Let me explain this a bit:
1. content in a contentStore is read via an implementation of ContentStore.getReader()
2. the access to this content(stream) is released via an implementation of ContentStreamListener.contentStreamClosed()
In earlier versions these 2 methods were called after eachother: contentStreamClosed() was called before the next getReader() was called.
This is not the case anymore, in ADMLucenIndexerImpl.flushPending(), getReader() is called via readDocuments(), while contentStreamClosed() is called via writer.addDocument(doc) which is in a loop over all documents (in a batch). So this implementation keeps multiple streams opened (~ size of lucene.indexer.batchSize).
In the default contentStore (file system) this is probably unnoted because the os provides a huge number of file handles.

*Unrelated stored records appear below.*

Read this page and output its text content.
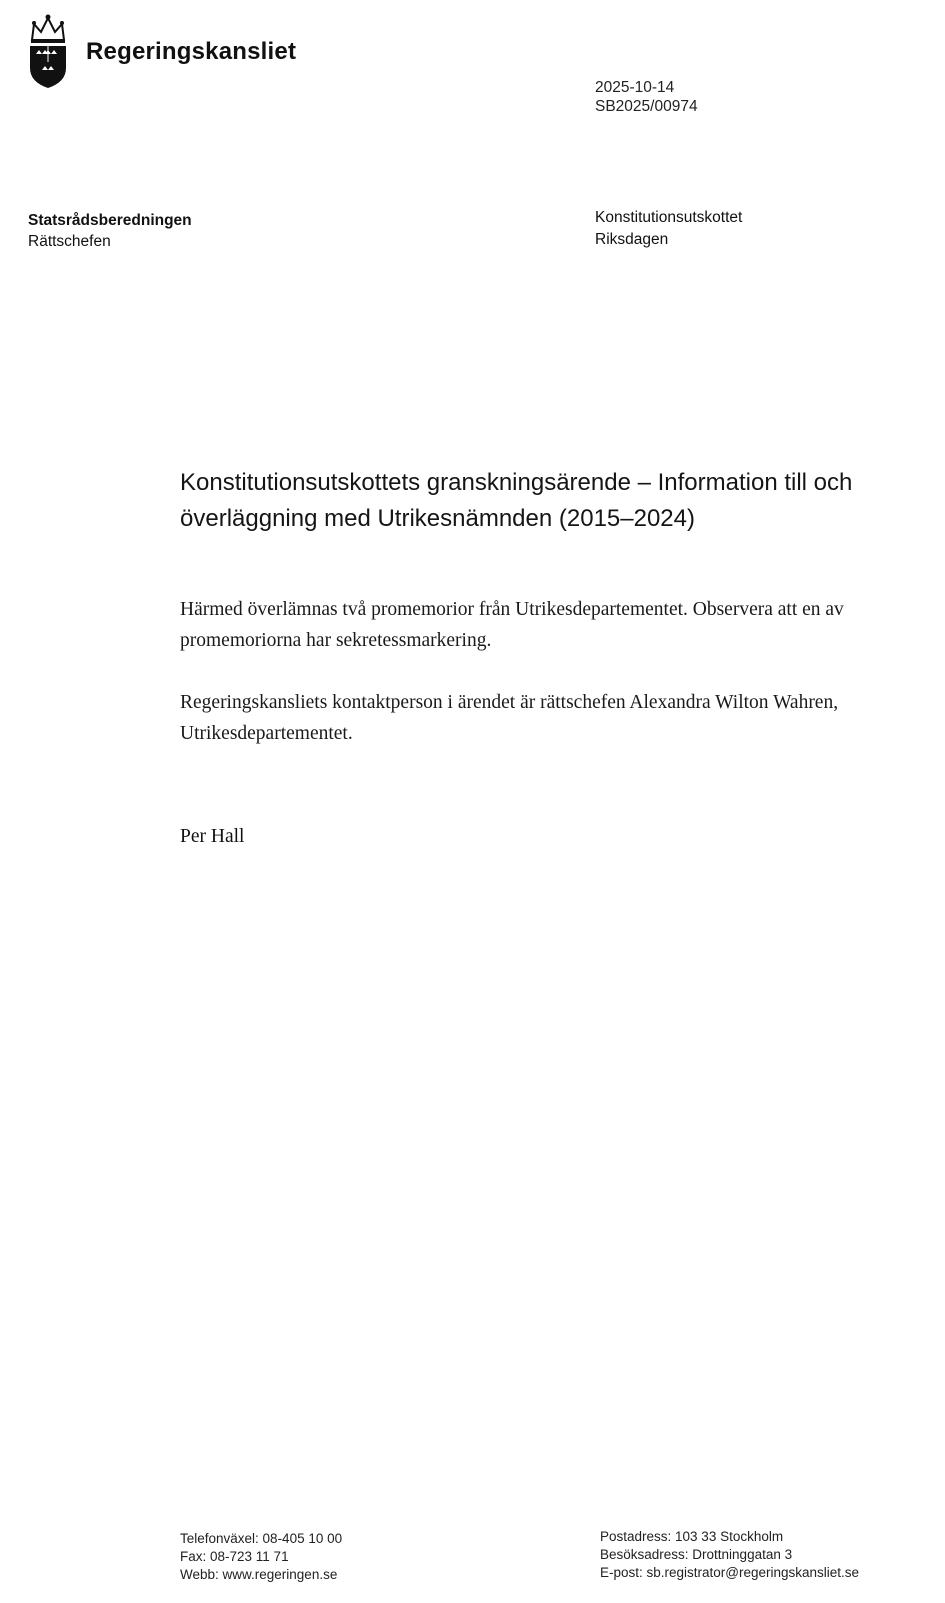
Regeringskansliet
2025-10-14
SB2025/00974
Statsrådsberedningen
Rättschefen
Konstitutionsutskottet
Riksdagen
Konstitutionsutskottets granskningsärende – Information till och överläggning med Utrikesnämnden (2015–2024)
Härmed överlämnas två promemorior från Utrikesdepartementet. Observera att en av promemoriorna har sekretessmarkering.
Regeringskansliets kontaktperson i ärendet är rättschefen Alexandra Wilton Wahren, Utrikesdepartementet.
Per Hall
Telefonväxel: 08-405 10 00
Fax: 08-723 11 71
Webb: www.regeringen.se
Postadress: 103 33 Stockholm
Besöksadress: Drottninggatan 3
E-post: sb.registrator@regeringskansliet.se
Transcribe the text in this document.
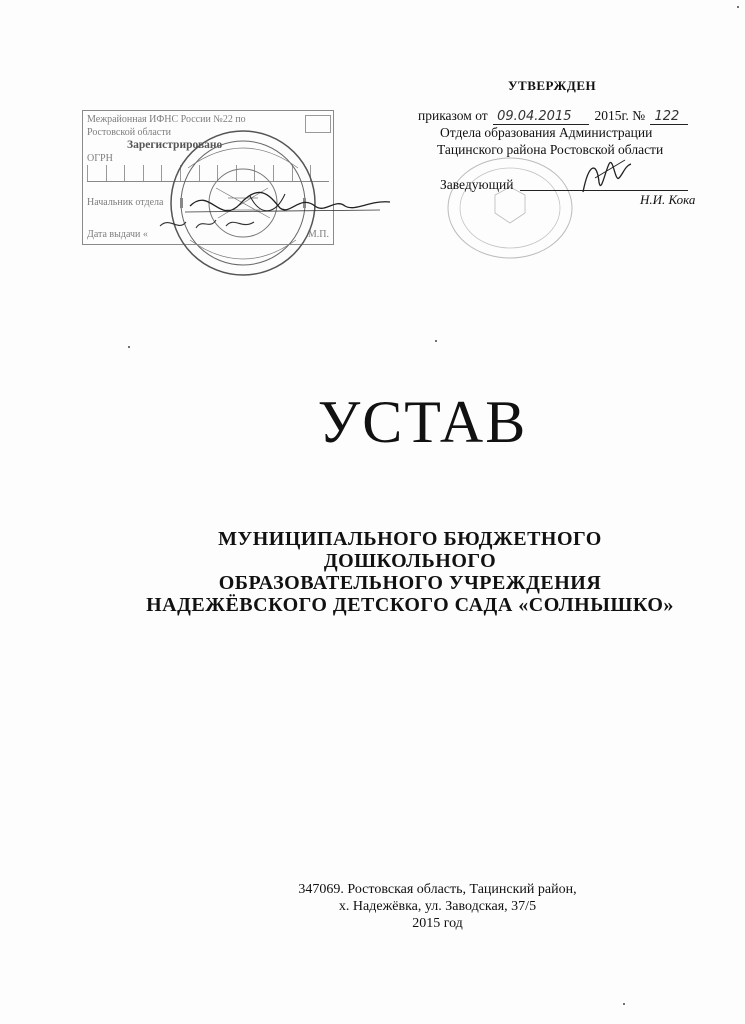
Межрайонная ИФНС России №22 по
Ростовской области
Зарегистрировано
ОГРН
Начальник отдела
Дата выдачи «	М.П.
УТВЕРЖДЕН
приказом от 09.04.2015 2015г. № 122
Отдела образования Администрации
Тацинского района Ростовской области
Заведующий
Н.И. Кока
УСТАВ
МУНИЦИПАЛЬНОГО БЮДЖЕТНОГО
ДОШКОЛЬНОГО
ОБРАЗОВАТЕЛЬНОГО УЧРЕЖДЕНИЯ
НАДЕЖЁВСКОГО ДЕТСКОГО САДА «СОЛНЫШКО»
347069. Ростовская область, Тацинский район,
х. Надежёвка, ул. Заводская, 37/5
2015 год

In our non-default contentstore (castorContentStore) however we use http connections to access the contentstore and we only configured a pool with a limited number of connections (much smaller than the batchSize). So we are able to solve the issue by tuning the castor connection pool to the lucene batch size.
This leaves me with 2 questions:
1. does the above analysis make sense?
2. is there a real reason to have these concurrent open streams or was this introduced 'by accident'?